Johnson has a history of litigation. In 1999, she filed a complaint for eviction of the church's lawful owners in the Athens Municipal Court. When the Municipal Court dismissed the complaint because "Johnson lacked standing to bring the complaint on behalf of Mount Zion Baptist Church," she appealed to the 4th District court, who upheld the ruling in 2000.

Childs, who has lived in Athens since 1974 and was Ohio University's first tenured African-American professor, worked hard to rebuild the church after the congregation had dwindled in the 1970s. Her efforts brought new members to the church, along with a new piano, a new organ and a refurbished basement, much of which Childs said she paid for from her own pocket.

"I was a committed Christian and a leader in the community and the university, and I felt the students needed a place to go," Childs said. "We went from six or seven people (in the congregation) when we started, to an overflow on Sundays." 

Childs said Johnson was one of those students. During the early 2000s, Johnson constantly fought with Childs over ownership of the church after the congregation stopped meeting.

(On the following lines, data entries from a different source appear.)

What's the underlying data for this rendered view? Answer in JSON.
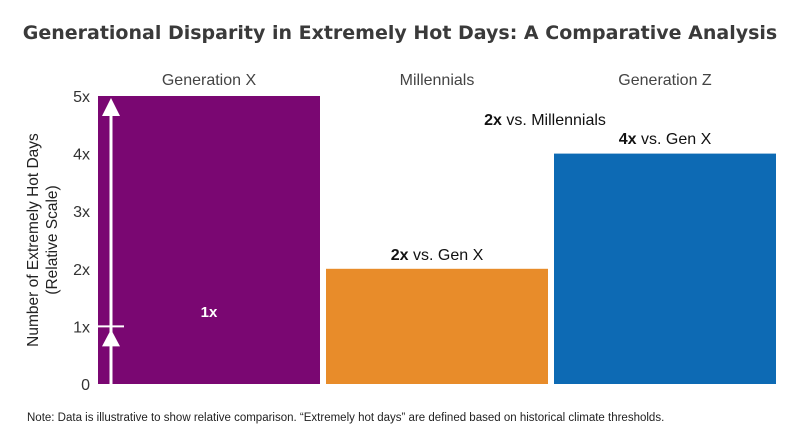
{
  "chart_data": {
    "type": "bar",
    "title": "Generational Disparity in Extremely Hot Days: A Comparative Analysis",
    "categories": [
      "Generation X",
      "Millennials",
      "Generation Z"
    ],
    "values": [
      1,
      2,
      4
    ],
    "colors": [
      "#7a0772",
      "#e88c2a",
      "#0d6ab4"
    ],
    "ylabel": "Number of Extremely Hot Days (Relative Scale)",
    "ylabel_lines": [
      "Number of Extremely Hot Days",
      "(Relative Scale)"
    ],
    "yticks": [
      "0",
      "1x",
      "2x",
      "3x",
      "4x",
      "5x"
    ],
    "ylim": [
      0,
      5
    ],
    "grid": false,
    "bar_labels": [
      [
        {
          "bold": "1x",
          "text": ""
        }
      ],
      [
        {
          "bold": "2x",
          "text": " vs. Gen X"
        }
      ],
      [
        {
          "bold": "2x",
          "text": " vs. Millennials"
        },
        {
          "bold": "4x",
          "text": " vs. Gen X"
        }
      ]
    ]
  },
  "note": "Note: Data is illustrative to show relative comparison. “Extremely hot days” are defined based on historical climate thresholds."
}
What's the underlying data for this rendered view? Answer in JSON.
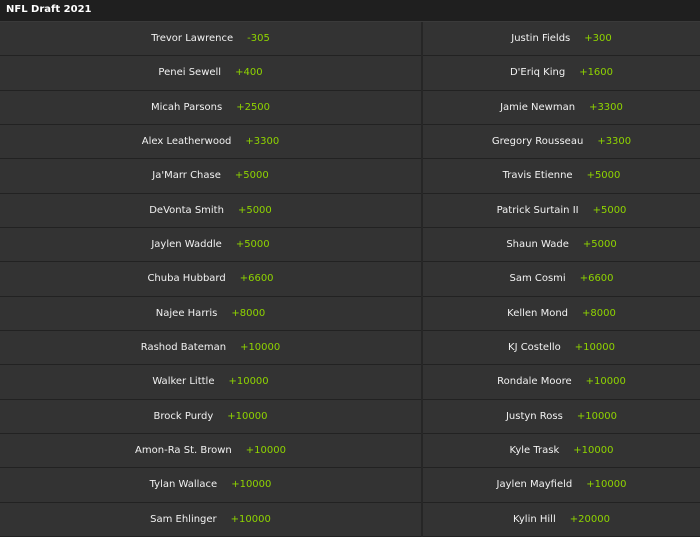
{
  "header": {
    "title": "NFL Draft 2021"
  },
  "table": {
    "rows": [
      [
        {
          "name": "Trevor Lawrence",
          "odds": "-305"
        },
        {
          "name": "Justin Fields",
          "odds": "+300"
        }
      ],
      [
        {
          "name": "Penei Sewell",
          "odds": "+400"
        },
        {
          "name": "D'Eriq King",
          "odds": "+1600"
        }
      ],
      [
        {
          "name": "Micah Parsons",
          "odds": "+2500"
        },
        {
          "name": "Jamie Newman",
          "odds": "+3300"
        }
      ],
      [
        {
          "name": "Alex Leatherwood",
          "odds": "+3300"
        },
        {
          "name": "Gregory Rousseau",
          "odds": "+3300"
        }
      ],
      [
        {
          "name": "Ja'Marr Chase",
          "odds": "+5000"
        },
        {
          "name": "Travis Etienne",
          "odds": "+5000"
        }
      ],
      [
        {
          "name": "DeVonta Smith",
          "odds": "+5000"
        },
        {
          "name": "Patrick Surtain II",
          "odds": "+5000"
        }
      ],
      [
        {
          "name": "Jaylen Waddle",
          "odds": "+5000"
        },
        {
          "name": "Shaun Wade",
          "odds": "+5000"
        }
      ],
      [
        {
          "name": "Chuba Hubbard",
          "odds": "+6600"
        },
        {
          "name": "Sam Cosmi",
          "odds": "+6600"
        }
      ],
      [
        {
          "name": "Najee Harris",
          "odds": "+8000"
        },
        {
          "name": "Kellen Mond",
          "odds": "+8000"
        }
      ],
      [
        {
          "name": "Rashod Bateman",
          "odds": "+10000"
        },
        {
          "name": "KJ Costello",
          "odds": "+10000"
        }
      ],
      [
        {
          "name": "Walker Little",
          "odds": "+10000"
        },
        {
          "name": "Rondale Moore",
          "odds": "+10000"
        }
      ],
      [
        {
          "name": "Brock Purdy",
          "odds": "+10000"
        },
        {
          "name": "Justyn Ross",
          "odds": "+10000"
        }
      ],
      [
        {
          "name": "Amon-Ra St. Brown",
          "odds": "+10000"
        },
        {
          "name": "Kyle Trask",
          "odds": "+10000"
        }
      ],
      [
        {
          "name": "Tylan Wallace",
          "odds": "+10000"
        },
        {
          "name": "Jaylen Mayfield",
          "odds": "+10000"
        }
      ],
      [
        {
          "name": "Sam Ehlinger",
          "odds": "+10000"
        },
        {
          "name": "Kylin Hill",
          "odds": "+20000"
        }
      ]
    ]
  }
}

In 2004, Childs said she could not take it anymore.

"I just said I was tired of going to court, so I just left and gave it to her," Childs said. 

Hanson said the attorney general's office did not know when the issue would be resolved, but Woods was relieved that the state had taken on the case in the first place. If the church is turned over to the community, he said it would take a significant amount of work to get the building back into working order.

"We haven't been able to get inside to have a look at the place yet," Woods said. "But I would say (the church) would need several hundred thousand dollars of renovations."